Inspector General finds Medicare telehealth fraud

The Centers for Medicare and Medicaid Services (CMS) began paying for a wide range of telehealth services at the start of the novel coronavirus pandemic in order to help ensure people with Medicare had access to the health care they needed. In year one of the pandemic, more than 28 million older adults and people with disabilities received telehealth services, 88 times the number of services than the prior year. The HHS Office of the Inspector General (OIG) has since discovered some serious telehealth fraud and, in a new report, recommends that CMS take several actions to protect people with Medicare and minimize fraud, waste and abuse.

Between March 1, 2020 and February 28, 2021, 742,000 health care providers billed traditional Medicare or a Medicare Advantage plan for a telehealth service. Of those, the OIG found a tiny fraction, 1,714 providers whose billing practices pose “a high risk to Medicare.”  They received $127.7 million for their services to 500,000 people.

Just to say it, the level of fraud detected pales in comparison to the fraud committed by Medicare Advantage plans.

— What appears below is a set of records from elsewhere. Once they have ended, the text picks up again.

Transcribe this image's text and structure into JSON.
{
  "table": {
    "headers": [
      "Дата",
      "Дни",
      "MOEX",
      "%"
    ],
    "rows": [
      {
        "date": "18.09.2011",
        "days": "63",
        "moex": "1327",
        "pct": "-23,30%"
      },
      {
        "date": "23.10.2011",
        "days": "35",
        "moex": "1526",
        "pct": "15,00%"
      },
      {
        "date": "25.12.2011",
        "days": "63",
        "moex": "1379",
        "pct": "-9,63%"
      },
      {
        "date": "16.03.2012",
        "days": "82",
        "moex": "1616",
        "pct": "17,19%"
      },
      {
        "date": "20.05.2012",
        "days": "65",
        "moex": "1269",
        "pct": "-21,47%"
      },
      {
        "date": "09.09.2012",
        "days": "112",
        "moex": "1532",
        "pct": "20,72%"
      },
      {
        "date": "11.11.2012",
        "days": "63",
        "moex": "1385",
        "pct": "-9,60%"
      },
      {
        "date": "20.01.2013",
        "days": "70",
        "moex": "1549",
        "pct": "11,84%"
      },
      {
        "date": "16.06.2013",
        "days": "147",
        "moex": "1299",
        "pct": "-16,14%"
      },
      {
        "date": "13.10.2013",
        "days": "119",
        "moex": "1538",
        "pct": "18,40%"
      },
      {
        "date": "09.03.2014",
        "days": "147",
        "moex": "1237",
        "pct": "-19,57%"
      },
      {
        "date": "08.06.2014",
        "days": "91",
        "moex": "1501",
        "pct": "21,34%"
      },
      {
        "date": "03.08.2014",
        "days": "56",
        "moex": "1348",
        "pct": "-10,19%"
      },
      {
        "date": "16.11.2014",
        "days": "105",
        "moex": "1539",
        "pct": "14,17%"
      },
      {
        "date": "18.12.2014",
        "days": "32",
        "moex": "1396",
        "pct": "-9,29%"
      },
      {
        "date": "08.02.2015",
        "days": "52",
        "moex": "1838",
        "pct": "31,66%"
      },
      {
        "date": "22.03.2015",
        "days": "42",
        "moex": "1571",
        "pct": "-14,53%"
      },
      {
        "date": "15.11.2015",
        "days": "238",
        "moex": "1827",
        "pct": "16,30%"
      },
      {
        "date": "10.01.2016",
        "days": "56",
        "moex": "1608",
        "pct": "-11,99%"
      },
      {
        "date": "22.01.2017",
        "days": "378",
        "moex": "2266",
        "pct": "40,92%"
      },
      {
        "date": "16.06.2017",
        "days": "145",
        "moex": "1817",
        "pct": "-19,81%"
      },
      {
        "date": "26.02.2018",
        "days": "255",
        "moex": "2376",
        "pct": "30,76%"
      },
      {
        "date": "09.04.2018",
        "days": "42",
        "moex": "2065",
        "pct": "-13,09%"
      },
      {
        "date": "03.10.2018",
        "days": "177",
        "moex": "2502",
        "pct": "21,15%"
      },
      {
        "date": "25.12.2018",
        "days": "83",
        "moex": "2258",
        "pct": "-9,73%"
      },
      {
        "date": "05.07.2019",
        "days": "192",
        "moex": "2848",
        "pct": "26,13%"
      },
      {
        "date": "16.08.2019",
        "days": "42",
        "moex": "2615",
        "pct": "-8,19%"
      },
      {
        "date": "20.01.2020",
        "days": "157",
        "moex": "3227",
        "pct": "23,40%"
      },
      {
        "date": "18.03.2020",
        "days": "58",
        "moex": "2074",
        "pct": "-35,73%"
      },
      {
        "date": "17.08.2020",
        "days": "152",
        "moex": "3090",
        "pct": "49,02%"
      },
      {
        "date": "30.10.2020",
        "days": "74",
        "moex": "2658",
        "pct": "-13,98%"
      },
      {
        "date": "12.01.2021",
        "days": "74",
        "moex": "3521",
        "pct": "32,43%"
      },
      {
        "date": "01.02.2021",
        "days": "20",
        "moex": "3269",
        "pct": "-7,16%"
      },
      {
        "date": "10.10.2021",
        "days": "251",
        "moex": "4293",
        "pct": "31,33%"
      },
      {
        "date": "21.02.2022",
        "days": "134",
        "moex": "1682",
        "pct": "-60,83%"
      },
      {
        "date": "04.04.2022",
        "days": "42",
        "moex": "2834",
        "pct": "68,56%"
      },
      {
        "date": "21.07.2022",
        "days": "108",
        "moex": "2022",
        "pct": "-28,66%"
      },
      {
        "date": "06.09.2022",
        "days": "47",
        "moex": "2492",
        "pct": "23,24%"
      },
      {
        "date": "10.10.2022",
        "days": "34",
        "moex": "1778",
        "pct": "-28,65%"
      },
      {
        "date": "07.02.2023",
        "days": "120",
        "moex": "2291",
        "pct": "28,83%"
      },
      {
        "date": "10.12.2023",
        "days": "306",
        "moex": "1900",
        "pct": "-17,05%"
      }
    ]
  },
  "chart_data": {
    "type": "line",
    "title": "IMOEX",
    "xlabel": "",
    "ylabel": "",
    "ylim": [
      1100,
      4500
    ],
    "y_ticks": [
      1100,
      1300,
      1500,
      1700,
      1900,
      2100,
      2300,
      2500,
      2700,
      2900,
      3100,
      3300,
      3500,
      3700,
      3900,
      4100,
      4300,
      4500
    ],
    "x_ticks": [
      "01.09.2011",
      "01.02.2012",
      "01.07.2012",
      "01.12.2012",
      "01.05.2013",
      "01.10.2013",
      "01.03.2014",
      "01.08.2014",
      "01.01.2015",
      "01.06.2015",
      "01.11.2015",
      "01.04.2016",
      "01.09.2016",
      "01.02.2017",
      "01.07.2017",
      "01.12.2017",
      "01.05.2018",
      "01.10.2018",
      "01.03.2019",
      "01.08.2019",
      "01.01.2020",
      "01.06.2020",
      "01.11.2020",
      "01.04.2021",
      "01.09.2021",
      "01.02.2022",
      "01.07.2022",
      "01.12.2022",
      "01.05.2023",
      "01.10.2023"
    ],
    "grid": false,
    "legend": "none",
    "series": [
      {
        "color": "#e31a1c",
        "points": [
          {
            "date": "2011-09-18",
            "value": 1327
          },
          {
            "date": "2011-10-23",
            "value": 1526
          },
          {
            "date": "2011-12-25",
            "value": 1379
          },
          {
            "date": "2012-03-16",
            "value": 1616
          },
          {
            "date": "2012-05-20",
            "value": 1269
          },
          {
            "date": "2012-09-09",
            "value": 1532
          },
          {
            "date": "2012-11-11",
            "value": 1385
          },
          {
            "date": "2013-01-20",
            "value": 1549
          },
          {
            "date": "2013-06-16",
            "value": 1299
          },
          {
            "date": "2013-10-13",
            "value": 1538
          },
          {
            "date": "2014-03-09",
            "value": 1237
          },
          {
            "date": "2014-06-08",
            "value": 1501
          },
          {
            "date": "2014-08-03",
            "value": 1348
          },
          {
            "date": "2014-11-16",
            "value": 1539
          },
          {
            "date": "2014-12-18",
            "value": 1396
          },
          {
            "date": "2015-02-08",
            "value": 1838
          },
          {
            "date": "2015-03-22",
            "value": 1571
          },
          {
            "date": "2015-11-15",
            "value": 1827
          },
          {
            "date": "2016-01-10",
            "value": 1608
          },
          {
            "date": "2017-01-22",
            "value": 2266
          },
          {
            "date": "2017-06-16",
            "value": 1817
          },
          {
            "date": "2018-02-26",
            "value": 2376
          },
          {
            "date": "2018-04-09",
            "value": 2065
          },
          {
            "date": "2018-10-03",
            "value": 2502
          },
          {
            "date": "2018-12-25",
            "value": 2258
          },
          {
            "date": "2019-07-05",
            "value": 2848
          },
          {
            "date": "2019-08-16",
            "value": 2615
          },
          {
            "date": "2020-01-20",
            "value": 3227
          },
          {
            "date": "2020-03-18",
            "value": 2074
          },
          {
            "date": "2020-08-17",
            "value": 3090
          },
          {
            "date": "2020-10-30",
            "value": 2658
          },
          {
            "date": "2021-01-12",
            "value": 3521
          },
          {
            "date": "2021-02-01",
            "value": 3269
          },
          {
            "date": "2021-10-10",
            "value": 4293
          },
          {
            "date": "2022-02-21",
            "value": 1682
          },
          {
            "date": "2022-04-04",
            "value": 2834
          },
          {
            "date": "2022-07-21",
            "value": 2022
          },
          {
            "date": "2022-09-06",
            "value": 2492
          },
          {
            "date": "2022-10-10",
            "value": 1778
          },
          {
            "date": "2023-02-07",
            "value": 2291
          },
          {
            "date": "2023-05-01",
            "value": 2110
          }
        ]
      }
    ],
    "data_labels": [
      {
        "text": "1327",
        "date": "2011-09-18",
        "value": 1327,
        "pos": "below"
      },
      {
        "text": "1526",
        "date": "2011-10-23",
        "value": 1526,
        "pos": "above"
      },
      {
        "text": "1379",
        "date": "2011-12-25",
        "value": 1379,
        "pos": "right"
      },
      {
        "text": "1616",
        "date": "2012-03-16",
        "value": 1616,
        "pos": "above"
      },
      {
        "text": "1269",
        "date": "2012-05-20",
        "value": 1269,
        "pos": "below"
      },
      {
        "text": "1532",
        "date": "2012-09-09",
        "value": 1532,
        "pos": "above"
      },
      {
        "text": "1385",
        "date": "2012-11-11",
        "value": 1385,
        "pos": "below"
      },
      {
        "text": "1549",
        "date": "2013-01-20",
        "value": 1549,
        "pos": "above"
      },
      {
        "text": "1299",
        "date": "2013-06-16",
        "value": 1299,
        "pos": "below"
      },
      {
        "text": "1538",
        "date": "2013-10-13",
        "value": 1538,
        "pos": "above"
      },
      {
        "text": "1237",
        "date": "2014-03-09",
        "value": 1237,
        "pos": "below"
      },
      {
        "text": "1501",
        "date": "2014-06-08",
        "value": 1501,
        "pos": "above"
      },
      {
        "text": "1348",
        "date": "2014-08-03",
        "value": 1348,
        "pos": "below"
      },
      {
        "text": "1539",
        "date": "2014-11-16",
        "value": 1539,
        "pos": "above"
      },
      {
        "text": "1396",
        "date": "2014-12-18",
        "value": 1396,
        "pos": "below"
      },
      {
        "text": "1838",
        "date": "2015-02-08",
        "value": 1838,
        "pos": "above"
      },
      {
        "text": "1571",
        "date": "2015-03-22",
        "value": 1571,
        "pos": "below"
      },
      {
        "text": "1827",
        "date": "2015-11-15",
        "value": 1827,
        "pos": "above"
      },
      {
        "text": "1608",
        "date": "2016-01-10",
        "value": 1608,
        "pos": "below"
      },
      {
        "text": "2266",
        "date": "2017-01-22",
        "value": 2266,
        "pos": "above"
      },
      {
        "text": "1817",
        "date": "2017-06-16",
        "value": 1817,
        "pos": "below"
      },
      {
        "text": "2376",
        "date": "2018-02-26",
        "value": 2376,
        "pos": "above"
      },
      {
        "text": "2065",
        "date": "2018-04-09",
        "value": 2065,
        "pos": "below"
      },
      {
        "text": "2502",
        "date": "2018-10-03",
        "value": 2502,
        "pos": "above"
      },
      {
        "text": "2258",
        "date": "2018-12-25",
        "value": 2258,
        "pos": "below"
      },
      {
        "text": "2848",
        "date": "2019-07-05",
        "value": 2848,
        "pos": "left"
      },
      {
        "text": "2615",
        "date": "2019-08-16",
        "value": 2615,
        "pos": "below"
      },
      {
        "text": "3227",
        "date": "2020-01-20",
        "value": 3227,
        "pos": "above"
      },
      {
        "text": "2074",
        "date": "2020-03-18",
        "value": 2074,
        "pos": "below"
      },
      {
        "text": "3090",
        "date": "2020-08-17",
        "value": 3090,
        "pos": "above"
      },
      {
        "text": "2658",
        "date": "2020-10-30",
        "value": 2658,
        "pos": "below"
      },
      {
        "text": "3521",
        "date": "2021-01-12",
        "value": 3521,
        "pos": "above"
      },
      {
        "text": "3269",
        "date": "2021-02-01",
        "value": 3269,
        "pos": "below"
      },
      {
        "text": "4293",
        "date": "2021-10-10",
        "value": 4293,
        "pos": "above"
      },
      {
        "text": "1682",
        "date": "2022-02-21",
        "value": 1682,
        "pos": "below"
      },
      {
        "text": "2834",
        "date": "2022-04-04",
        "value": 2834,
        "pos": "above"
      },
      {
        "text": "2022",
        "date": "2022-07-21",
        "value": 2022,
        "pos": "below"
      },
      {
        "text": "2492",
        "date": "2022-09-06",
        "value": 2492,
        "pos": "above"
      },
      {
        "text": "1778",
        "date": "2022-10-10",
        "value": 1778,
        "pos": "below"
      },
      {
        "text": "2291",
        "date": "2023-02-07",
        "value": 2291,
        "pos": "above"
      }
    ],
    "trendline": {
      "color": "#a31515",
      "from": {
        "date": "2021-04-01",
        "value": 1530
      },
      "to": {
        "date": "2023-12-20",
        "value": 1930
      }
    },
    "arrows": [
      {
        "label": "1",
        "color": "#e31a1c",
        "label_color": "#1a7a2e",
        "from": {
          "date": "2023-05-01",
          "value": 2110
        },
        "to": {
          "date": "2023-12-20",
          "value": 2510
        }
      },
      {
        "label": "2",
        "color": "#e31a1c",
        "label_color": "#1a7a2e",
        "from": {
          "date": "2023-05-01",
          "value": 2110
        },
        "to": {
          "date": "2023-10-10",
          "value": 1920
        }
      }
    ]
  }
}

It’s not clear whether these telehealth care providers delivered necessary services or, for that matter, any services at all. More than four in ten of them are associated with telehealth companies. The OIG recommends much better and targeted CMS oversight of these services. And, CMS said it would follow up on the individual providers the OIG identified.

But, CMS did not say it would look into telehealth companies, as the OIG recommended. It’s not clear why not. Right now, CMS data cannot identify these telehealth companies systematically.

The OIG found that seven mental health providers who overbilled Medicare all worked for the same mental health and substance abuse chain in Florida. And, in more than half the cases where the OIG identified suspicious billing, more than one provider was engaged in suspicious billing.